The New York Times said in a report that "top American counterintelligence officials warned every CIA station and base around the world last week about troubling numbers of informants recruited from other countries to spy for the United States being captured or killed. The message was sent in an unusual top secret cable and said that the CIA's counterintelligence mission center had looked at dozens of cases in the last several years involving foreign informants who had been killed, arrested or most likely compromised. The cable also highlighted the struggle the spy agency is having as it works to recruit spies around the world in difficult operating environments.

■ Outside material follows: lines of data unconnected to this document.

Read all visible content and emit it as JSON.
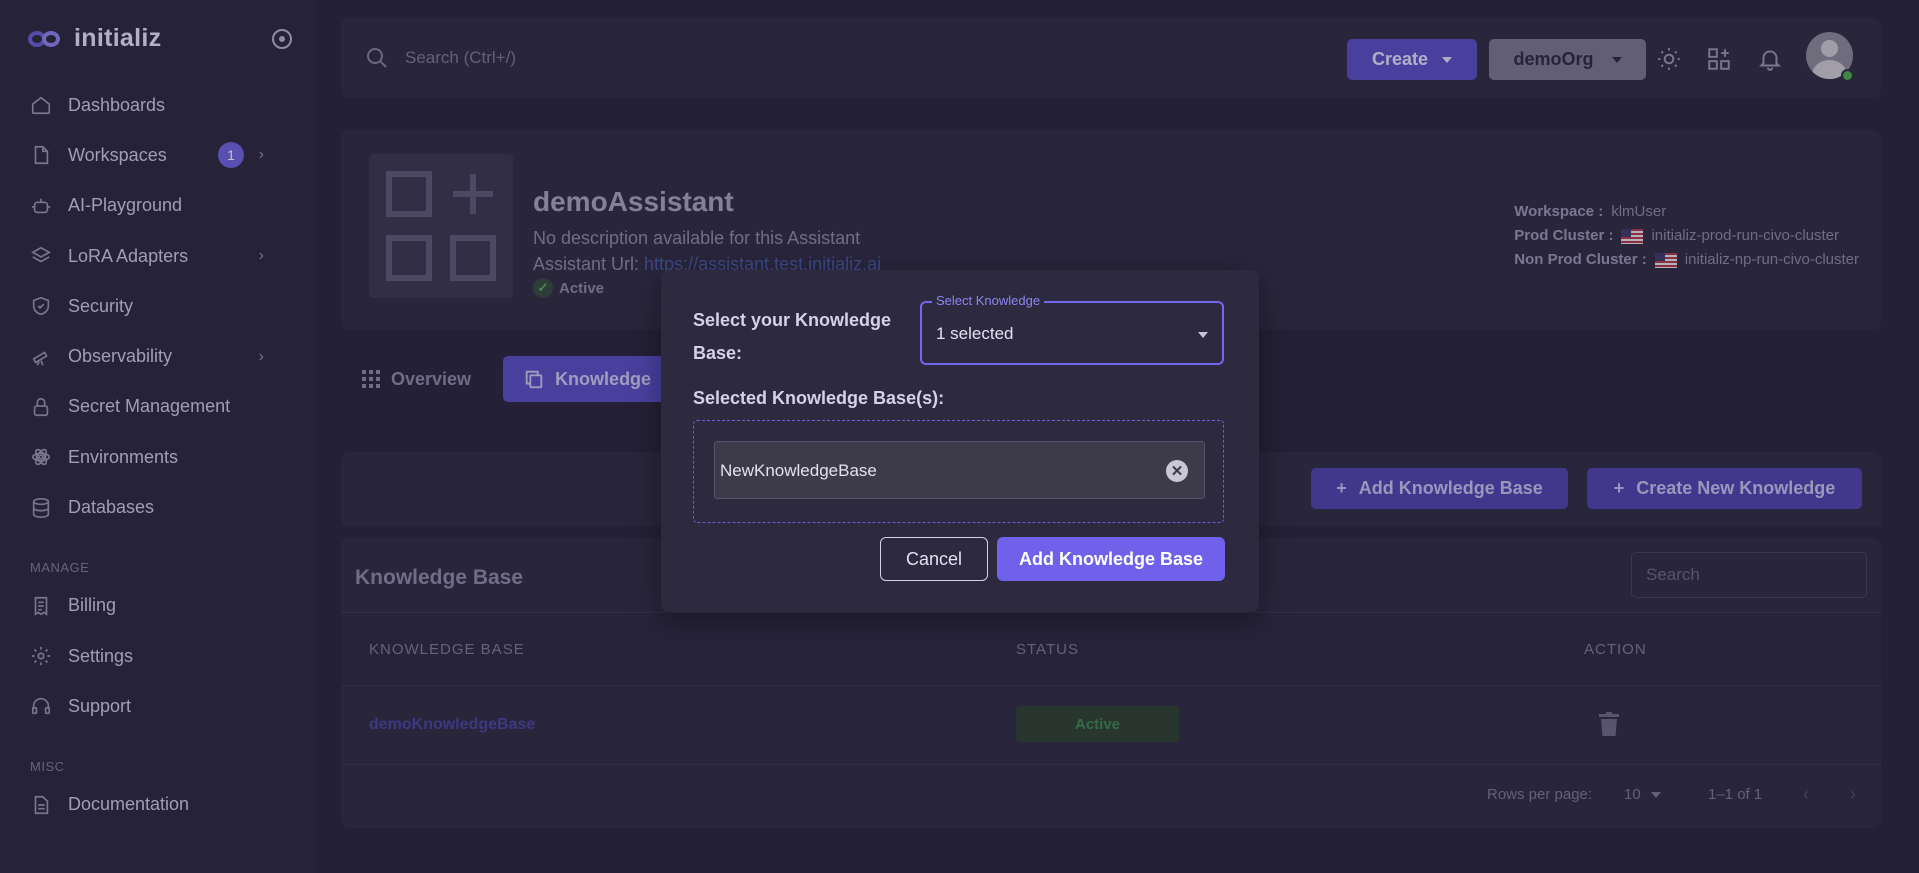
{
  "brand": {
    "name": "initializ"
  },
  "sidebar": {
    "items": [
      {
        "label": "Dashboards",
        "icon": "home-icon"
      },
      {
        "label": "Workspaces",
        "icon": "file-icon",
        "badge": "1"
      },
      {
        "label": "AI-Playground",
        "icon": "robot-icon"
      },
      {
        "label": "LoRA Adapters",
        "icon": "layers-icon"
      },
      {
        "label": "Security",
        "icon": "shield-icon"
      },
      {
        "label": "Observability",
        "icon": "telescope-icon"
      },
      {
        "label": "Secret Management",
        "icon": "lock-icon"
      },
      {
        "label": "Environments",
        "icon": "atom-icon"
      },
      {
        "label": "Databases",
        "icon": "database-icon"
      }
    ],
    "manage_label": "MANAGE",
    "manage_items": [
      {
        "label": "Billing",
        "icon": "receipt-icon"
      },
      {
        "label": "Settings",
        "icon": "gear-icon"
      },
      {
        "label": "Support",
        "icon": "headphones-icon"
      }
    ],
    "misc_label": "MISC",
    "misc_items": [
      {
        "label": "Documentation",
        "icon": "document-icon"
      }
    ]
  },
  "topbar": {
    "search_placeholder": "Search (Ctrl+/)",
    "create_label": "Create",
    "org_label": "demoOrg"
  },
  "assistant": {
    "name": "demoAssistant",
    "description": "No description available for this Assistant",
    "url_label": "Assistant Url:",
    "url": "https://assistant.test.initializ.ai",
    "status": "Active",
    "workspace_label": "Workspace :",
    "workspace": "klmUser",
    "prod_cluster_label": "Prod Cluster :",
    "prod_cluster": "initializ-prod-run-civo-cluster",
    "nonprod_cluster_label": "Non Prod Cluster :",
    "nonprod_cluster": "initializ-np-run-civo-cluster"
  },
  "tabs": [
    {
      "label": "Overview"
    },
    {
      "label": "Knowledge"
    }
  ],
  "actions": {
    "add_kb": "Add Knowledge Base",
    "create_new": "Create New Knowledge"
  },
  "kb_table": {
    "title": "Knowledge Base",
    "search_placeholder": "Search",
    "headers": [
      "KNOWLEDGE BASE",
      "STATUS",
      "ACTION"
    ],
    "rows": [
      {
        "name": "demoKnowledgeBase",
        "status": "Active"
      }
    ],
    "rows_per_page_label": "Rows per page:",
    "rows_per_page": "10",
    "range": "1–1 of 1"
  },
  "modal": {
    "select_label": "Select your Knowledge Base:",
    "select_legend": "Select Knowledge",
    "select_value": "1 selected",
    "selected_label": "Selected Knowledge Base(s):",
    "selected_items": [
      "NewKnowledgeBase"
    ],
    "cancel": "Cancel",
    "submit": "Add Knowledge Base"
  },
  "colors": {
    "accent": "#7367f0",
    "background": "#28243d",
    "surface": "#2f2b45"
  }
}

In recent years, adversarial intelligence services in countries such as Russia, China, Iran and Pakistan have been hunting down the CIA's sources and in some cases turning them into double agents, the NYT report said on Tuesday. The report also said that sometimes, informants who are discovered by adversarial intelligence services are not arrested, but instead are turned into double agents who feed disinformation to the CIA, which can have devastating effects on intelligence collection and analysis. Pakistanis have been particularly effective in this sphere, the report quoted former officials as saying. The collapse of the American-backed government in Afghanistan means that learning more about Pakistan's ties to the Taliban government and extremist organisations in the region is going to become ever more important. As a result, the pressure is once again on the CIA to build and maintain networks of informants in Pakistan, a country with a record of discovering and breaking those networks, the NYT report said.